I like the bar first then im more relaxed , then start at the bottom, as
you go up measure to the peak , you can drift and may need to constantly
adjust tung insert so you end up ok at the top and not inches off. Also
if your area is dry with low winter humidity not forcing the boards
tight would be smart as they will expand with summers high humidity.
Wood wetness is important it may be lower than your house needing to
aclimatise. I did mine in winter but left toungs not seated tight, last
summer at 90+% humidity it did not buckle and was fine, I used an air
On Mon, 28 Mar 2005 20:25:51 -0500, "Gary and Karla"
On any kind of facing application, start at the visual focal point of
the room, at the nearest corner. You need to do some measuring first
to make sure you don't wind up with a sliver at the other end
(although this can usually be mitigated with corner trim). Otherwise,
the rule of thumb is that if the end board/tile/etc will be less than
half its width, start with a half board/tile.

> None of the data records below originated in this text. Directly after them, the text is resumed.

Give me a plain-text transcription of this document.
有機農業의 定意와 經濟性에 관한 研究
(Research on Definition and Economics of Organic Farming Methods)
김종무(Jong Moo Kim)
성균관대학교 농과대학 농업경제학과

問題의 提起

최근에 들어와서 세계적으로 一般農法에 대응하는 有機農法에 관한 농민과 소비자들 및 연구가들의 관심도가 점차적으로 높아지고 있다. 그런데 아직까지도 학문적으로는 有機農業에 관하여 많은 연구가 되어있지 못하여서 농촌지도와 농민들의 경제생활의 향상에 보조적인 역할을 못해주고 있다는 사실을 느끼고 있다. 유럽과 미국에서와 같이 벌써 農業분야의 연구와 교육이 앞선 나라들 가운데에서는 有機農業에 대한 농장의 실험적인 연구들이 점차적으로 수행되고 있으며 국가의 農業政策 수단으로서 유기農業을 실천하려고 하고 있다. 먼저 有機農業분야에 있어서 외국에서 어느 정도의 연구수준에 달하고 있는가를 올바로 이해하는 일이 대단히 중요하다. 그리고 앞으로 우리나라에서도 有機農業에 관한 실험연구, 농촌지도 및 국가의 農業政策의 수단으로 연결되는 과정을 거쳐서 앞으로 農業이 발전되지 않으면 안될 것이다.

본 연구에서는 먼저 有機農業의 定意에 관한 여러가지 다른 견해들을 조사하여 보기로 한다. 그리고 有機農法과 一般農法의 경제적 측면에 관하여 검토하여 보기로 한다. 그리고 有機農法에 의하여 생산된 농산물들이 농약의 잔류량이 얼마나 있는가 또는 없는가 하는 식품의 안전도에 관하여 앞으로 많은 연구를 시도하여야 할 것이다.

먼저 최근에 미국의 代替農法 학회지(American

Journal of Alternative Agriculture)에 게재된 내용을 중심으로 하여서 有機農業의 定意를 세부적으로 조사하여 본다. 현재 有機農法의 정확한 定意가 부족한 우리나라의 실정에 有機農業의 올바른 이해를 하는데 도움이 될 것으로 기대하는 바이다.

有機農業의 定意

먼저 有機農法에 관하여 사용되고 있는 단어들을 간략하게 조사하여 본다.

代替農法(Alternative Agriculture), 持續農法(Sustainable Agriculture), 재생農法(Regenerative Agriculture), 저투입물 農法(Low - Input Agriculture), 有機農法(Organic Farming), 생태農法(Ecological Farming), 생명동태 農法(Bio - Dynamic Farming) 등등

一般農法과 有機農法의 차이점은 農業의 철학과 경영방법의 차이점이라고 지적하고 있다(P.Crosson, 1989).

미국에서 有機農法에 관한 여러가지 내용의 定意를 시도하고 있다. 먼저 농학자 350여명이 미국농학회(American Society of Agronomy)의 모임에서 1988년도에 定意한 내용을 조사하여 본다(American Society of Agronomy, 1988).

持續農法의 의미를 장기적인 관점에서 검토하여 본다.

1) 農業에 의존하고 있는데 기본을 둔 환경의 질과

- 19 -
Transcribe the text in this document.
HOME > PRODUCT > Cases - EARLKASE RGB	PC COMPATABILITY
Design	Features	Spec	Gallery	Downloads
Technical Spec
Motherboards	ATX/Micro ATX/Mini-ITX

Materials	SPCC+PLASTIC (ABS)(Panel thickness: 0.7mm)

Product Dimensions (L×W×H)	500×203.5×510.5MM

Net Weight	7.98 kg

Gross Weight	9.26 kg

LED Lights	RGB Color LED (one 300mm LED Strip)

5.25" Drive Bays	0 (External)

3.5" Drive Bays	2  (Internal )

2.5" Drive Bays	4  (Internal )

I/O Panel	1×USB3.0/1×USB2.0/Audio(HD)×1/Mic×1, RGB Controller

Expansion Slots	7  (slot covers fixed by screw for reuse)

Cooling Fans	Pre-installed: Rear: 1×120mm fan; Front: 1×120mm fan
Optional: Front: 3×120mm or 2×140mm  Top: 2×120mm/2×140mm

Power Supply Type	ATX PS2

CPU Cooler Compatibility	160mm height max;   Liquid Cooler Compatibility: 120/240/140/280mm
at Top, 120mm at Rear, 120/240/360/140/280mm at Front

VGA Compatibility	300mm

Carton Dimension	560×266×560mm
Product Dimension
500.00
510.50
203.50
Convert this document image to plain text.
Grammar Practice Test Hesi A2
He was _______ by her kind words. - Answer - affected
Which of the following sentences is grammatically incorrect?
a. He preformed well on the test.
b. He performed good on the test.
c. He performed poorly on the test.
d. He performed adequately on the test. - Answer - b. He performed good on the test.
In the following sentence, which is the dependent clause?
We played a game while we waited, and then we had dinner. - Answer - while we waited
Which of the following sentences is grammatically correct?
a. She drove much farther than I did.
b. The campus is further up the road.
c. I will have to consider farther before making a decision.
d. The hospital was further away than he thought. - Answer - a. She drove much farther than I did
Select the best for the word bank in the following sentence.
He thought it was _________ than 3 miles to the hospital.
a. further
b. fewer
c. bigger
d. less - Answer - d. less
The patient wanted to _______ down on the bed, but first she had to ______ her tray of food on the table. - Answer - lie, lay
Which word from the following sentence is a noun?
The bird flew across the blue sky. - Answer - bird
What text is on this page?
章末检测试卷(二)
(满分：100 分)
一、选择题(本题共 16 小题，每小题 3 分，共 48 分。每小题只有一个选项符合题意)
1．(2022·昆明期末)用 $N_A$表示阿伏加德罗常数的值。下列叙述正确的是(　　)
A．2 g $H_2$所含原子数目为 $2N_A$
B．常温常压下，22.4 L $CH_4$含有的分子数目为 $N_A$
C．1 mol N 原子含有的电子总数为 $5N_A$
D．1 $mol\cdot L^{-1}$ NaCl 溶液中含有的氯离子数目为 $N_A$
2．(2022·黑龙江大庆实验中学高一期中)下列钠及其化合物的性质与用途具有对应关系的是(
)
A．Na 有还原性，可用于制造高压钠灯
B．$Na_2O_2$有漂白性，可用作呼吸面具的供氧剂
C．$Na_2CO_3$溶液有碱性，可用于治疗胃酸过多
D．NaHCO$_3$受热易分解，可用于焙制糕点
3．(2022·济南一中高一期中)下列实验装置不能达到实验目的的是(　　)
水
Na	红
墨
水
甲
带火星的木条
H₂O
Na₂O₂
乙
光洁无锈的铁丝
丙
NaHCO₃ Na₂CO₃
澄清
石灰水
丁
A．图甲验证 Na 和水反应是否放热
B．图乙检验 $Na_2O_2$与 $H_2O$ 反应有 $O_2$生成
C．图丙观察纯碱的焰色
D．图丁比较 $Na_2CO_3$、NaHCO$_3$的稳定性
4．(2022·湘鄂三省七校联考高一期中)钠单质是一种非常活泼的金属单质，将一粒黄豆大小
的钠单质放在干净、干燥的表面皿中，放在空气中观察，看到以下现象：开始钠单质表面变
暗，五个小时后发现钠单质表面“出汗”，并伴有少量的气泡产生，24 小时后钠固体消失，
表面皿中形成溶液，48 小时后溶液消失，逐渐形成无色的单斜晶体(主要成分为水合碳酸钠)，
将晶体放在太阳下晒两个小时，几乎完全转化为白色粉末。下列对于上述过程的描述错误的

I'd start along the "show" side - the most visible side. It is
*extremely* unlikely that you will be able to put in the last piece on
the opposite side without cutting it and it is likely that the necessary
cut will result in a wedge shaped board. When there is a change in
pitch - nessesitating a rip - I'd do it so the board looks "folded".
As an alternative, you could treat each pitch change section as a
separate entity, starting a new, full board next to the ripped one on
the adjacent section. I still prefer "folding".